Dicari: Pawang!

Pawang

“Poin pentingnya adalah aspek kebergunaan. Baik pengetahuan maupun sains keberadaannya adalah untuk memudahkan kehidupan manusia.”

Sebelumnya saya kira, pawang itu hanya ada di Aceh. Bukan apa-apa, Aceh memiliki banyak sekali Pawang, mulai dari Pawang Laot, Pawang Gluh, Pawang Rimung, Pawang Buya, sampai kepada hak pawang. 

Baik, akan saya jelaskan perlahan biar tidak roaming. Pawang itu, menurut penggunaan istilahnya berarti orang yang ahli, orang yang menguasai bidang yang ditekuninya. 

Pawang Laot itu berarti Pawang Laut, istilah ini disematkan kepada nelayan yang bukan hanya ahli menahkodai perahu, tapi juga bisa membaca tanda-tanda alam di laut.
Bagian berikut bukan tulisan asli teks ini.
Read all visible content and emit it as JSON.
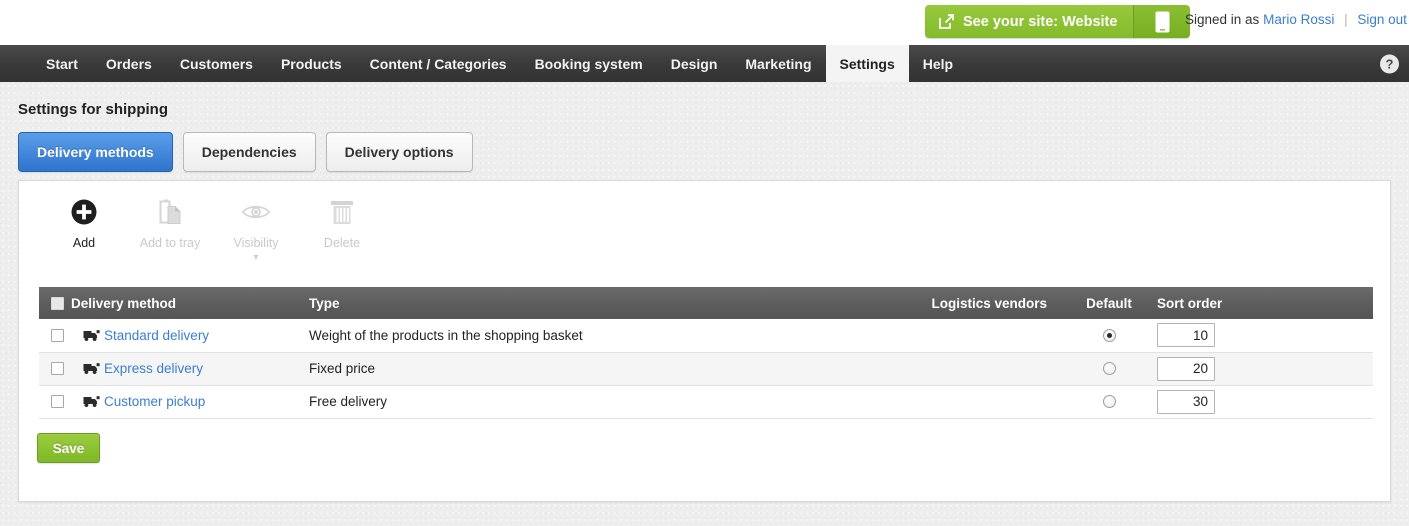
{
  "topbar": {
    "site_button_label": "See your site: Website",
    "site_button_icon": "external-link-icon",
    "mobile_button_icon": "mobile-phone-icon",
    "signed_in_prefix": "Signed in as",
    "user_name": "Mario Rossi",
    "separator": "|",
    "sign_out_label": "Sign out",
    "green": "#8cbf33"
  },
  "nav": {
    "items": [
      {
        "label": "Start",
        "active": false
      },
      {
        "label": "Orders",
        "active": false
      },
      {
        "label": "Customers",
        "active": false
      },
      {
        "label": "Products",
        "active": false
      },
      {
        "label": "Content / Categories",
        "active": false
      },
      {
        "label": "Booking system",
        "active": false
      },
      {
        "label": "Design",
        "active": false
      },
      {
        "label": "Marketing",
        "active": false
      },
      {
        "label": "Settings",
        "active": true
      },
      {
        "label": "Help",
        "active": false
      }
    ],
    "help_icon_label": "?"
  },
  "page": {
    "title": "Settings for shipping"
  },
  "tabs": [
    {
      "label": "Delivery methods",
      "active": true
    },
    {
      "label": "Dependencies",
      "active": false
    },
    {
      "label": "Delivery options",
      "active": false
    }
  ],
  "toolbar": [
    {
      "label": "Add",
      "icon": "add-circle-icon",
      "enabled": true,
      "caret": false
    },
    {
      "label": "Add to tray",
      "icon": "add-to-tray-icon",
      "enabled": false,
      "caret": false
    },
    {
      "label": "Visibility",
      "icon": "eye-icon",
      "enabled": false,
      "caret": true
    },
    {
      "label": "Delete",
      "icon": "trash-icon",
      "enabled": false,
      "caret": false
    }
  ],
  "table": {
    "headers": {
      "select_all": "",
      "delivery_method": "Delivery method",
      "type": "Type",
      "logistics_vendors": "Logistics vendors",
      "default": "Default",
      "sort_order": "Sort order"
    },
    "rows": [
      {
        "name": "Standard delivery",
        "type": "Weight of the products in the shopping basket",
        "vendors": "",
        "is_default": true,
        "sort_order": "10",
        "checked": false,
        "icon": "delivery-truck-icon"
      },
      {
        "name": "Express delivery",
        "type": "Fixed price",
        "vendors": "",
        "is_default": false,
        "sort_order": "20",
        "checked": false,
        "icon": "delivery-truck-icon"
      },
      {
        "name": "Customer pickup",
        "type": "Free delivery",
        "vendors": "",
        "is_default": false,
        "sort_order": "30",
        "checked": false,
        "icon": "delivery-truck-icon"
      }
    ]
  },
  "footer": {
    "save_label": "Save"
  }
}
Contohnya, Pawang Jalai. Jalai itu nama orang: Jalaluddin. Karena profesinya tersebut, orang-orang memanggilnya Pawang. Kebetulan dia adalah kakek saya. 

Saya pernah melihat keahlian Pawang Jalai “memotong” angin yang berputar. Saat itu kami dalam perjalanan dari Pulau Banyak ke Tapaktuan, cuaca kurang bagus. Di laut lepas, dari arah yang berlawanan, terdengar suara angin dan menggumpal, seperti tornado. Seketika Pawang Jalai beranjak ke depan perahu. Dia mengeluarkan “pisau” yang tidak lain adalah tangannya sendiri. Dia menggerakkan seperti gerakan memotong, dan seketika gumpulan itu pecah di hadapan perahu yang kami tumpangi.

Gluh itu artinya rusa, Rimung artinya harimau, Buya itu buaya. Jadilah Pawang Rusa, Pawang Harimau, Pawang Buaya, orang yang ahli dalam menangkap rusa, menangkap harimau dan menangkap buaya. Ketiga hewan itu termasuk liar, tidak semua orang bisa menjinakkannya, kecuali Sang Pawang.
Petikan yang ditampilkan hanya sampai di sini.